Nothing could be more disarming than such genuine sorrow; and Sophy, pardoning him with all her heart, and mourning for her past want of charity, watched him, longing to do something for his comfort, and to evince her tenderness; but only succeeded in encumbering every petty service or word of intercourse with a weight of sad consciousness.
‘I had almost written to ask your pardon,’ said Mrs. Dusautoy, as Albinia entered her drawing-room on the afternoon following. ’I should like by way of experiment to know what would put that boy out of countenance. He listened with placid graciousness to his uncle’s lecture, and then gave us to understand that he was obliged for his solicitude, and that there was a great deal of jealousy and misrepresentation at Oxford; but he thought it best always to submit to authorities, however unreasonable. And this morning, after amiably paying his respects to me, he said he was going to inquire for Gilbert. I intimated that Willow Lawn was the last place where he would be welcome, but he was far above attending to me. Did Gilbert see him?’

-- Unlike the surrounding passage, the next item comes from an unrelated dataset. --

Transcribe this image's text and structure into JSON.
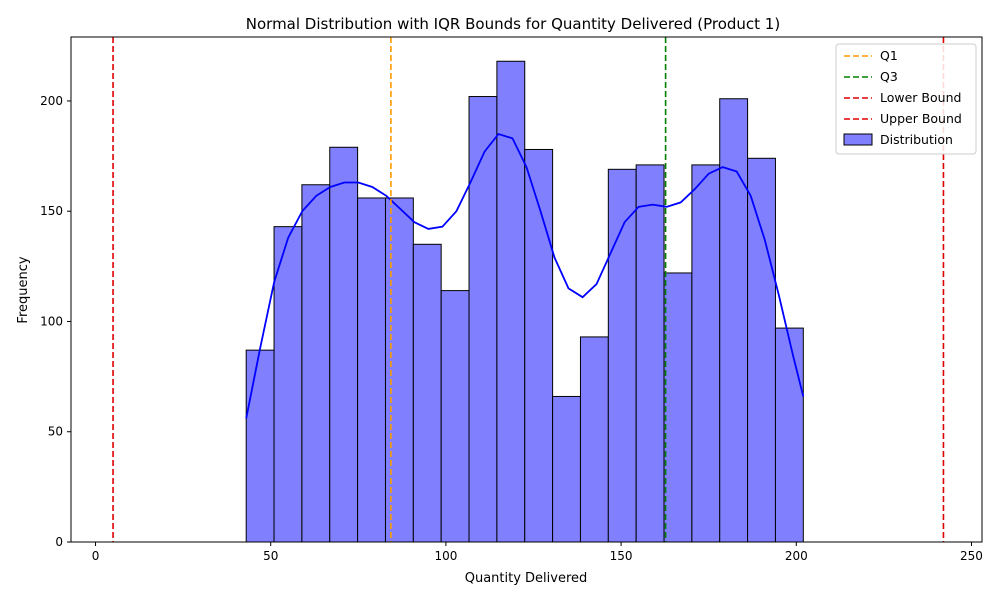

’Gilbert was in the garden with us when we were told he was in the house. Poor fellow, he shuddered, and looked as if he wanted me to guard him, so I sent him out walking with Maurice while I went in, and found Lucy entertaining the gentleman. I made myself as cold and inhospitable as I could, but I am afraid he rather relishes a dignified retenue.’
’Poor boy! I wonder what on earth is to be done with him. I never before knew what John’s love and patience were.’
‘Do you think he will remain here?’
’I cannot tell; we talk of tutors, but John is really, I believe, happier for having him here, and besides one can be sure the worst he is doing is painting a lobster. However, much would depend on what you and Mr. Kendal thought. If he and Gilbert were doing harm to each other, everything must give way.’
’If people of that age will not keep themselves out of harm’s way, nobody can do it for them,’ said Albinia, ’and as long as Gilbert continues in his present mood, there is more real separation in voluntarily holding aloof, than if they were sent far apart, only to come together again at college.’
Gilbert did continue in the same mood. The tender cherishing of his home restored his spirits; but he was much subdued, and deeply grateful, as he manifested by the most eager and affectionate courtesy, such as made him almost the servant of everybody, without any personal aim or object, except to work up his deficient studies, and to avoid young Dusautoy. He seemed to cling to his family as his protectors, and to follow the occupations least likely to lead to a meeting with the Polysyllable; he was often at church in the week, rode with his father, went parish visiting with the ladies, and was responsible when Maurice fished for minnows in the meadows. Nothing could be more sincerely desirous to atone for the past and enter on a different course, and no conduct could be more truly humble or endearing.